Il est d’autant plus important de favoriser les mélanges que le sud-ouest du pays et le bassin méditerranéen, zones où le risque incendie est le plus fort, sont aussi celles où les peuplements mélangés sont les plus rares du pays selon l’IGN.

 

Proportion de forêts mélangées en surface par grande région écologique

 

Source : IGN, l’IF N°36, 2016

Note : l’Inventaire Forestier national considère en 2016 qu’un peuplement est mélangé quand il est composé de plusieurs essences dont aucune d’elles n’a un taux de couvert libre relatif supérieur à 75 %.

 

Résistance et résilience : les atouts des forêts étagées face aux incendies

Dans une étude publiée dans la revue Annals of Forest Science (Gonzalez et al., 2007), des chercheurs ont étudié des modèles visant à prédire la survie des arbres après incendie en Catalogne. Leurs travaux ont montré que les dégâts sont moindres sur les arbres de plus gros diamètre, mais qu’ils augmentent si les diamètres des arbres sont variés. Cela s’explique par une moindre inflammabilité des houppiers des arbres adultes situés plus en hauteur, et par le fait que l’écorce plus épaisse des arbres les plus âgés les protège mieux, comme nous l’avons vu pages 44 et 45 avec les travaux parus dans la revue Forêt Méditerranéenne (Pimont et al.,2014).
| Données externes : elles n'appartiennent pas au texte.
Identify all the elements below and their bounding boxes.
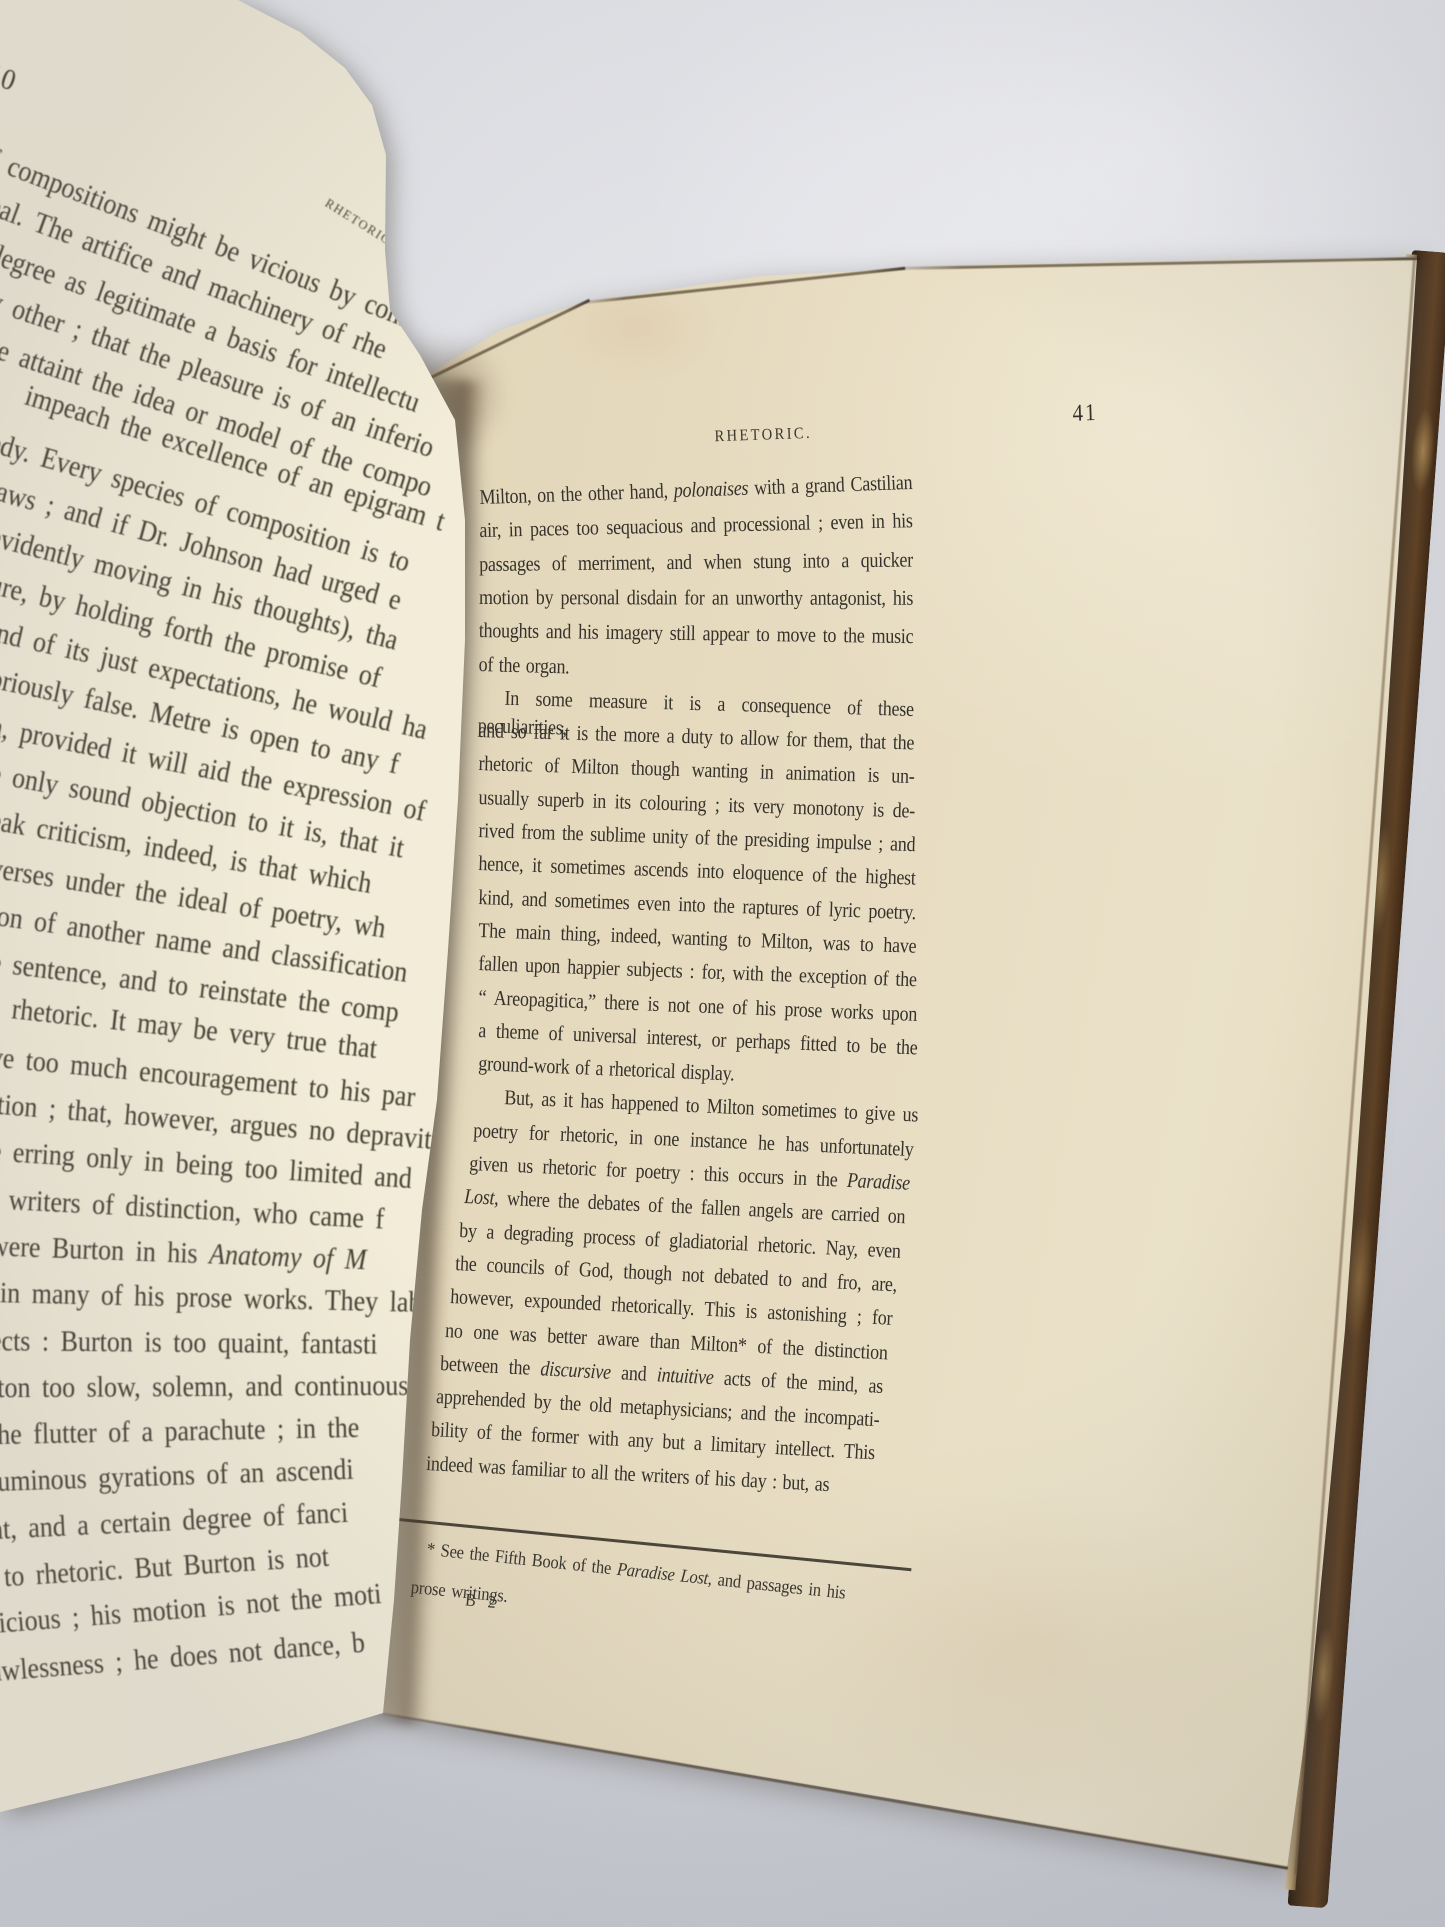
left-page-line: the flutter of a parachute ; in the xyxy=(0,1411,360,1452)
left-page-number: 40 xyxy=(0,56,23,99)
book-photo: RHETORIC. 41 Milton, on the other hand, … xyxy=(0,0,1445,1927)
left-page-line: ects : Burton is too quaint, fantasti xyxy=(0,1324,378,1361)
left-page-wrap: 40 RHETORIC. f compositions might be vic… xyxy=(0,0,1445,1927)
left-page-line: were Burton in his Anatomy of M xyxy=(0,1229,367,1277)
left-page-line: nt, and a certain degree of fanci xyxy=(0,1496,349,1547)
left-running-header: RHETORIC. xyxy=(322,196,398,251)
left-page-line: in many of his prose works. They lab xyxy=(0,1276,422,1319)
left-page: 40 RHETORIC. f compositions might be vic… xyxy=(0,0,1445,1927)
left-page-line: luminous gyrations of an ascendi xyxy=(0,1453,354,1499)
left-page-line: lton too slow, solemn, and continuous xyxy=(0,1369,408,1405)
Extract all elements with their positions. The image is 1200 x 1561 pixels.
Et même si les arbres les plus jeunes sont plus sensibles au feu, mélanger des arbres d’âge différents évite de se retrouver avec des peuplements extrêmement inflammables du fait de leur densité et de leur hauteur de branches, pendant les 20 premières années suivant leur reconstitution. Les arbres plus vieux résistant mieux au passage d’un feu, pour le propriétaire, c’est aussi réduire le risque de tout perdre, en augmentant la capacité de résistance de son peuplement.
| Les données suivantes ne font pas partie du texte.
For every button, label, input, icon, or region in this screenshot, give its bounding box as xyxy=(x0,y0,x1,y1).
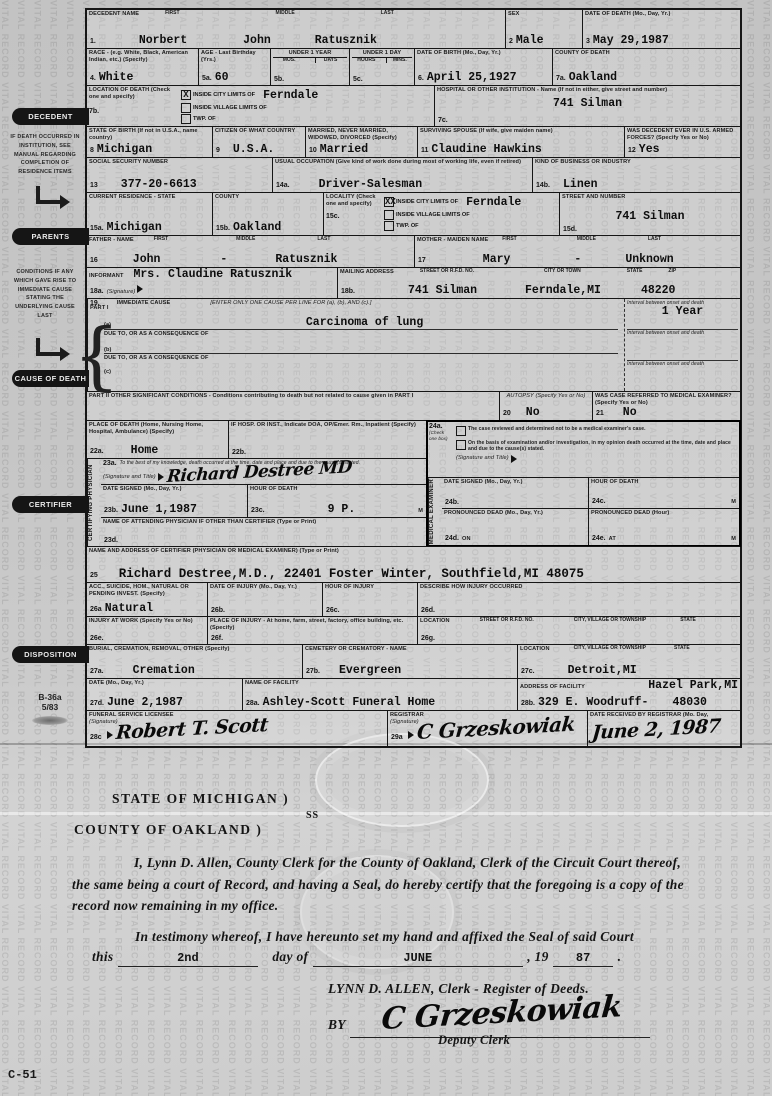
cause-section: { 19. IMMEDIATE CAUSE [ENTER ONLY ONE CA… xyxy=(87,298,740,391)
field-hour-of-death: HOUR OF DEATH 23c. 9 P. M xyxy=(247,485,426,517)
field-occupation: USUAL OCCUPATION (Give kind of work done… xyxy=(272,158,532,192)
date-fill-line: this 2nd day of JUNE , 19 87 . xyxy=(92,946,722,968)
field-race: RACE - (e.g. White, Black, American Indi… xyxy=(87,49,198,85)
death-certificate-scan: VITAL RECORD VITAL RECORD VITAL RECORD V… xyxy=(0,0,772,1096)
field-father-name: FATHER - NAME FIRST MIDDLE LAST 16 John … xyxy=(87,236,414,267)
field-immediate-cause: 19. IMMEDIATE CAUSE [ENTER ONLY ONE CAUS… xyxy=(87,299,625,391)
certifying-physician-strip: CERTIFYING PHYSICIAN xyxy=(87,459,101,546)
form-row: SOCIAL SECURITY NUMBER 13377-20-6613 USU… xyxy=(87,157,740,192)
arrow-icon xyxy=(137,285,143,293)
field-if-hosp: IF HOSP. OR INST., Indicate DOA, OP/Emer… xyxy=(228,421,426,458)
field-injury-location: LOCATION STREET OR R.F.D. NO. CITY, VILL… xyxy=(417,617,740,644)
field-pronounced-date: PRONOUNCED DEAD (Mo., Day, Yr.) 24d.ON xyxy=(442,509,588,545)
tab-cause-of-death: CAUSE OF DEATH xyxy=(12,370,89,387)
field-manner-of-death: ACC., SUICIDE, HOM., NATURAL OR PENDING … xyxy=(87,583,207,616)
tab-decedent: DECEDENT xyxy=(12,108,89,125)
field-marital-status: MARRIED, NEVER MARRIED, WIDOWED, DIVORCE… xyxy=(305,127,417,157)
ss-label: SS xyxy=(306,810,319,821)
medical-examiner-strip: MEDICAL EXAMINER xyxy=(428,478,442,545)
form-row: ACC., SUICIDE, HOM., NATURAL OR PENDING … xyxy=(87,582,740,616)
tab-disposition: DISPOSITION xyxy=(12,646,89,663)
field-state-of-birth: STATE OF BIRTH (If not in U.S.A., name c… xyxy=(87,127,212,157)
county-line: COUNTY OF OAKLAND ) xyxy=(74,822,262,838)
field-pronounced-hour: PRONOUNCED DEAD (Hour) 24e.AT M xyxy=(588,509,739,545)
field-place-of-injury: PLACE OF INJURY - At home, farm, street,… xyxy=(207,617,417,644)
form-row: BURIAL, CREMATION, REMOVAL, OTHER (Speci… xyxy=(87,644,740,678)
field-surviving-spouse: SURVIVING SPOUSE (If wife, give maiden n… xyxy=(417,127,624,157)
field-place-of-death: PLACE OF DEATH (Home, Nursing Home, Hosp… xyxy=(87,421,228,458)
field-certifier-name-address: NAME AND ADDRESS OF CERTIFIER (PHYSICIAN… xyxy=(87,547,740,582)
checkbox-not-me-case xyxy=(456,426,466,436)
form-row: RACE - (e.g. White, Black, American Indi… xyxy=(87,48,740,85)
state-line: STATE OF MICHIGAN ) xyxy=(112,791,289,807)
arrow-icon xyxy=(107,731,113,739)
certification-body: I, Lynn D. Allen, County Clerk for the C… xyxy=(72,852,697,917)
field-residence-county: COUNTY 15b.Oakland xyxy=(212,193,323,235)
field-disposition-location: LOCATION CITY, VILLAGE OR TOWNSHIP STATE… xyxy=(517,645,740,678)
form-row: NAME AND ADDRESS OF CERTIFIER (PHYSICIAN… xyxy=(87,546,740,582)
date-received-handwritten: June 2, 1987 xyxy=(591,715,721,744)
form-row: FATHER - NAME FIRST MIDDLE LAST 16 John … xyxy=(87,235,740,267)
field-ssn: SOCIAL SECURITY NUMBER 13377-20-6613 xyxy=(87,158,272,192)
field-residence-state: CURRENT RESIDENCE - STATE 15a.Michigan xyxy=(87,193,212,235)
checkbox-village-limits xyxy=(181,103,191,113)
field-part2-conditions: PART II OTHER SIGNIFICANT CONDITIONS - C… xyxy=(87,392,499,420)
field-attending-physician: NAME OF ATTENDING PHYSICIAN IF OTHER THA… xyxy=(101,518,426,546)
field-funeral-licensee: FUNERAL SERVICE LICENSEE (Signature) 28c… xyxy=(87,711,387,746)
field-under-1-year: UNDER 1 YEAR MOS.DAYS 5b. xyxy=(270,49,349,85)
form-row: INJURY AT WORK (Specify Yes or No) 26e. … xyxy=(87,616,740,644)
form-row: LOCATION OF DEATH (Check one and specify… xyxy=(87,85,740,126)
field-sex: SEX 2Male xyxy=(505,10,582,48)
field-county-of-death: COUNTY OF DEATH 7a.Oakland xyxy=(552,49,740,85)
day-filled: 2nd xyxy=(177,951,199,965)
form-row: CURRENT RESIDENCE - STATE 15a.Michigan C… xyxy=(87,192,740,235)
field-disposition-method: BURIAL, CREMATION, REMOVAL, OTHER (Speci… xyxy=(87,645,302,678)
field-registrar: REGISTRAR (Signature) 29a C Grzeskowiak xyxy=(387,711,587,746)
checkbox-village-limits xyxy=(384,210,394,220)
year-filled: 87 xyxy=(576,951,590,965)
testimony-line: In testimony whereof, I have hereunto se… xyxy=(135,926,634,948)
field-hospital: HOSPITAL OR OTHER INSTITUTION - Name (If… xyxy=(434,86,740,126)
field-mother-name: MOTHER - MAIDEN NAME FIRST MIDDLE LAST 1… xyxy=(414,236,740,267)
field-me-hour: HOUR OF DEATH 24c. M xyxy=(588,478,739,508)
form-row: INFORMANT Mrs. Claudine Ratusznik 18a. (… xyxy=(87,267,740,298)
field-hour-of-injury: HOUR OF INJURY 26c. xyxy=(322,583,417,616)
form-row: STATE OF BIRTH (If not in U.S.A., name c… xyxy=(87,126,740,157)
field-residence-locality: LOCALITY (Check one and specify) 15c. XX… xyxy=(323,193,559,235)
medical-examiner-box: 24a. (Check one box) The case reviewed a… xyxy=(426,420,741,547)
elbow-arrow-icon xyxy=(36,338,60,356)
small-seal-icon xyxy=(32,716,68,725)
field-me-date-signed: DATE SIGNED (Mo., Day, Yr.) 24b. xyxy=(442,478,588,508)
form-number: B-36a5/83 xyxy=(30,692,70,712)
elbow-arrow-icon xyxy=(36,186,60,204)
field-location-of-death: LOCATION OF DEATH (Check one and specify… xyxy=(87,86,434,126)
field-date-of-death: DATE OF DEATH (Mo., Day, Yr.) 3May 29,19… xyxy=(582,10,740,48)
field-cemetery: CEMETERY OR CREMATORY - NAME 27b.Evergre… xyxy=(302,645,517,678)
field-injury-at-work: INJURY AT WORK (Specify Yes or No) 26e. xyxy=(87,617,207,644)
field-physician-attest: 23a. To the best of my knowledge, death … xyxy=(101,459,426,485)
field-age: AGE - Last Birthday (Yrs.) 5a.60 xyxy=(198,49,270,85)
checkbox-twp xyxy=(384,221,394,231)
field-informant: INFORMANT Mrs. Claudine Ratusznik 18a. (… xyxy=(87,268,337,298)
field-date-of-injury: DATE OF INJURY (Mo., Day, Yr.) 26b. xyxy=(207,583,322,616)
deputy-clerk-label: Deputy Clerk xyxy=(438,1030,510,1050)
margin-note-institution: IF DEATH OCCURRED IN INSTITUTION, SEE MA… xyxy=(10,133,80,177)
tab-parents: PARENTS xyxy=(12,228,89,245)
field-date-received: DATE RECEIVED BY REGISTRAR (Mo. Day, Jun… xyxy=(587,711,740,746)
arrow-icon xyxy=(408,731,414,739)
field-armed-forces: WAS DECEDENT EVER IN U.S. ARMED FORCES? … xyxy=(624,127,740,157)
tab-certifier: CERTIFIER xyxy=(12,496,89,513)
margin-note-conditions: CONDITIONS IF ANY WHICH GAVE RISE TO IMM… xyxy=(10,268,80,321)
month-filled: JUNE xyxy=(403,951,432,965)
arrow-icon xyxy=(511,455,517,463)
field-residence-street: STREET AND NUMBER 741 Silman 15d. xyxy=(559,193,740,235)
form-row: DECEDENT NAME FIRST MIDDLE LAST 1. Norbe… xyxy=(87,10,740,48)
field-date-of-birth: DATE OF BIRTH (Mo., Day, Yr.) 6.April 25… xyxy=(414,49,552,85)
field-referred-to-me: WAS CASE REFERRED TO MEDICAL EXAMINER? (… xyxy=(592,392,740,420)
arrow-icon xyxy=(158,473,164,481)
field-date-signed: DATE SIGNED (Mo., Day, Yr.) 23b.June 1,1… xyxy=(101,485,247,517)
checkbox-twp xyxy=(181,114,191,124)
certifier-section: PLACE OF DEATH (Home, Nursing Home, Hosp… xyxy=(87,420,740,546)
checkbox-city-limits: XX xyxy=(384,197,394,207)
form-row: DATE (Mo., Day, Yr.) 27d.June 2,1987 NAM… xyxy=(87,678,740,710)
field-disposition-date: DATE (Mo., Day, Yr.) 27d.June 2,1987 xyxy=(87,679,242,710)
checkbox-me-opinion xyxy=(456,440,466,450)
certificate-form: DECEDENT NAME FIRST MIDDLE LAST 1. Norbe… xyxy=(85,8,742,748)
field-decedent-name: DECEDENT NAME FIRST MIDDLE LAST 1. Norbe… xyxy=(87,10,505,48)
field-under-1-day: UNDER 1 DAY HOURSMINS. 5c. xyxy=(349,49,414,85)
bottom-code: C-51 xyxy=(8,1068,37,1082)
field-citizen: CITIZEN OF WHAT COUNTRY 9U.S.A. xyxy=(212,127,305,157)
field-facility-name: NAME OF FACILITY 28a.Ashley-Scott Funera… xyxy=(242,679,517,710)
field-industry: KIND OF BUSINESS OR INDUSTRY 14b.Linen xyxy=(532,158,740,192)
form-row: PART II OTHER SIGNIFICANT CONDITIONS - C… xyxy=(87,391,740,420)
field-how-injury-occurred: DESCRIBE HOW INJURY OCCURRED 26d. xyxy=(417,583,740,616)
interval-column: Interval between onset and death 1 Year … xyxy=(625,299,740,391)
field-facility-address: ADDRESS OF FACILITY Hazel Park,MI 28b. 3… xyxy=(517,679,740,710)
checkbox-city-limits: X xyxy=(181,90,191,100)
form-row: FUNERAL SERVICE LICENSEE (Signature) 28c… xyxy=(87,710,740,746)
field-autopsy: AUTOPSY (Specify Yes or No) 20No xyxy=(499,392,592,420)
field-mailing-address: MAILING ADDRESS STREET OR R.F.D. NO. CIT… xyxy=(337,268,740,298)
Dans ce même article (Pimont et al.,2014), les auteurs démontrent que, dans les pinèdes du pourtour méditerranéen, il est illusoire de chercher à garantir la survie de la strate arborée suite à un incendie par des mesures d’éclaircies et d’élagages, et qu’il est alors plus prioritaire de chercher à préserver leur capacité de régénération. Pour ces pins, la maturité sexuelle (c’est-à-dire la capacité de régénération par production de graines) des peuplements s’acquiert en 10 à 20 ans : si 5 à 7 ans peuvent suffir à certains individus pour produire des cônes, 10 à 20 ans sont nécessaires pour reconstituer une banque de graines susceptible de permettre la régénération d’un peuplement brûlé. Les cônes des pins d’Alep et maritime sont sérotineux : cela signifie que les cônes sont fermés par de la résine, qui fond sous l’effet de la chaleur. Les graines sont donc libérées après le passage du feu, et peuvent germer, d’autant que la concurrence herbacée est alors réduite.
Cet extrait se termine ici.